Por mais que questões práticas possam ser ajustadas e resolvidas no setting de casal – algumas dizem respeito a nossos traumas e valores individuais. Muitas vezes a questão da relação está ligada à expectativa apreendida em sua família de origem, por exemplo. Mergulhar em um processo individual é de extrema importância para que possamos entender o que projetamos no outro e o que é nosso.

Condicionar a manutenção do amor a mudança de personalidade do parceiro é fadado ao fracasso

10. E como incentivar o parceiro a fazer terapia de casal?
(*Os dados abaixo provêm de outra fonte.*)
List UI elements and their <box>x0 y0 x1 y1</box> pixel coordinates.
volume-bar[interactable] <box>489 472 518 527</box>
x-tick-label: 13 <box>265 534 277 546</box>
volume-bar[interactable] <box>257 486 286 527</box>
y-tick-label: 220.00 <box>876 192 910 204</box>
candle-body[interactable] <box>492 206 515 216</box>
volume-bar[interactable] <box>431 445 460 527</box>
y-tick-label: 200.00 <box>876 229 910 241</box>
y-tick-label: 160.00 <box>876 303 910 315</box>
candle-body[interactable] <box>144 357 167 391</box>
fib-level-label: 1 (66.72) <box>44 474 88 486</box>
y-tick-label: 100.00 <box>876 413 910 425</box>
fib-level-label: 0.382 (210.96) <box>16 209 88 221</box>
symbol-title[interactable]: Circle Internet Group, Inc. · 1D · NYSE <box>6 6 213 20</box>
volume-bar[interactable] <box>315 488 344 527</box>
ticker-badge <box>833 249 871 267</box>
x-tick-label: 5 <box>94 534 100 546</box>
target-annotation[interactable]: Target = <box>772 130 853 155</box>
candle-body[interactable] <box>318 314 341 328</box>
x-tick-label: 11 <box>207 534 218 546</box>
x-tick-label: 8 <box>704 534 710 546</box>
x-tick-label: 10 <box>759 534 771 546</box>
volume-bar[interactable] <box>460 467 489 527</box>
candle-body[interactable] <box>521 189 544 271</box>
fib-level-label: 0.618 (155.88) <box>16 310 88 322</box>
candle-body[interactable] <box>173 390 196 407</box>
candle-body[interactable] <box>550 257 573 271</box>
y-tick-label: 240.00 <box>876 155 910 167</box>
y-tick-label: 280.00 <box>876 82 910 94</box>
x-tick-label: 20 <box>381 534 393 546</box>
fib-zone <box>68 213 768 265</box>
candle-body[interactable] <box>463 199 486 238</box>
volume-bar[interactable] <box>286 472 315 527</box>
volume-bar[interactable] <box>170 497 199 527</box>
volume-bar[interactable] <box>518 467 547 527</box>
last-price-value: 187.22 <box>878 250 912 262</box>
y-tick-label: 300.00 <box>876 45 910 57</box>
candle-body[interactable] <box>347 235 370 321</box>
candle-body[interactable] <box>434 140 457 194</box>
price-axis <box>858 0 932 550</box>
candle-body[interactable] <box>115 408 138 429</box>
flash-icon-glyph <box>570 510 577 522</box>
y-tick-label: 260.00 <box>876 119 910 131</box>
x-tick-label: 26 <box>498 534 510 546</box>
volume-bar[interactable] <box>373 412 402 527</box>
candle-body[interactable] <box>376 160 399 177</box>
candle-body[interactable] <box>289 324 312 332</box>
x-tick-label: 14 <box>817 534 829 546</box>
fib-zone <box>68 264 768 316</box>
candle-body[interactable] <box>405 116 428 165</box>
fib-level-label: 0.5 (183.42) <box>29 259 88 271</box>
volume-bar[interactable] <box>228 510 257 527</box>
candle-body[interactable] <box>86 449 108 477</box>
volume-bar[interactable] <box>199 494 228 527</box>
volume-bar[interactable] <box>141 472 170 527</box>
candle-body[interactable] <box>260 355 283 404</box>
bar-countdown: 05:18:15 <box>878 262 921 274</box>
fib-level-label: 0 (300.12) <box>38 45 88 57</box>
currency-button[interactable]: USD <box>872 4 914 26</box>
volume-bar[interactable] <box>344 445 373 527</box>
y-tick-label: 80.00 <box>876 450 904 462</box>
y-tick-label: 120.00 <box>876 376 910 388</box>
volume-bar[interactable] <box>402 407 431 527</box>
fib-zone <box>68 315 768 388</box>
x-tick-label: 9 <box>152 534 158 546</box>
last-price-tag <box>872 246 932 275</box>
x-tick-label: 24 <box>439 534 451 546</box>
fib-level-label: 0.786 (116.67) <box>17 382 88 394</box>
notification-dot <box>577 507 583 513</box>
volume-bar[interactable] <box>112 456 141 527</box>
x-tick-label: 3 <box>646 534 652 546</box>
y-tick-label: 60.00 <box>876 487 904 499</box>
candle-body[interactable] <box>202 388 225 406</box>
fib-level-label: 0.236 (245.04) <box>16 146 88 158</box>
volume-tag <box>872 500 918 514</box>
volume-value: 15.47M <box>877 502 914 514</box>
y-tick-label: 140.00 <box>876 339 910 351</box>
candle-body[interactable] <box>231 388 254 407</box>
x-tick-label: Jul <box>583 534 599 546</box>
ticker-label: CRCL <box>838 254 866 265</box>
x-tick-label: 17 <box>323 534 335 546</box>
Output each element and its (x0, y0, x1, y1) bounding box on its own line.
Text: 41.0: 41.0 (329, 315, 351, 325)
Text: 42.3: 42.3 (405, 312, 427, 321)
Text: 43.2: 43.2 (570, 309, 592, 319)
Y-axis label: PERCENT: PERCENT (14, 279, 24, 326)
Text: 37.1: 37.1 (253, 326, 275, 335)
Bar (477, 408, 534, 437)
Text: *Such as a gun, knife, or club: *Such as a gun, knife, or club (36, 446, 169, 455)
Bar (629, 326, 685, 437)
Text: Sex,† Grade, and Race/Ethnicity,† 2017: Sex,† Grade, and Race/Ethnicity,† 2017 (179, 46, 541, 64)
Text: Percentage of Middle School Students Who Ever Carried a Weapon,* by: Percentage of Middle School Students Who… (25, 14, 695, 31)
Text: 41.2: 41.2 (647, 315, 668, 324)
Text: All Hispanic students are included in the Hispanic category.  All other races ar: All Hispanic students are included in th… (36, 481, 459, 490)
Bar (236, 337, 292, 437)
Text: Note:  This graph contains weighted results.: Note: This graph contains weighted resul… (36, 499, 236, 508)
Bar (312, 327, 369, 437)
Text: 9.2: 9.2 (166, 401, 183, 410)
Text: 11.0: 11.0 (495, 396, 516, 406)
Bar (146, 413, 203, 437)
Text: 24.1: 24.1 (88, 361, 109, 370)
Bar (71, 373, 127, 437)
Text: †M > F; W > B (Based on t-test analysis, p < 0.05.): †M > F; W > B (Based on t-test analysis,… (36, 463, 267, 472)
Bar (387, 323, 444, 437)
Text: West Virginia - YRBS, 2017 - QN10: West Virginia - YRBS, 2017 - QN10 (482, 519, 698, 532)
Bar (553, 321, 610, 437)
“A coisa mais difícil que acontece na terapia de casal, sobretudo de relações heteronormativas, é convencer o homem a fazer terapia. Porque há uma crença patriarcal de que o homem precisa dar conta de todos os seus conflitos emocionais sozinhos, de forma pragmática”, explica Alexandre Coimbra Amaral. Uma forma efetiva de fazer este convite é, em vez de acusar, torná-lo cúmplice: falar sobre o desconforto comum e pedir uma abertura à terapia como uma chance de construir um ambiente mais amoroso para os dois.

Esforço que vale a pena

Segundo a American Psychological Association, 93% dos casais disseram que o trabalho que fizeram na terapia lhes deu ferramentas estratégicas para lidar melhor com os conflitos no relacionamento. E a Escala de Ajuste Diádico (DAS), usada para medir as taxas de sucesso da terapia ao longo de décadas, mostra resultados positivos para casais por pelo menos dois anos após a conclusão da terapia.

Talvez valha investir na prevenção da relação com auxílio profissional – pode sair mais barato e menos desgastante emocionalmente do que tentar dar conta de tudo sozinha e ter que resolver com advogados. Não acha?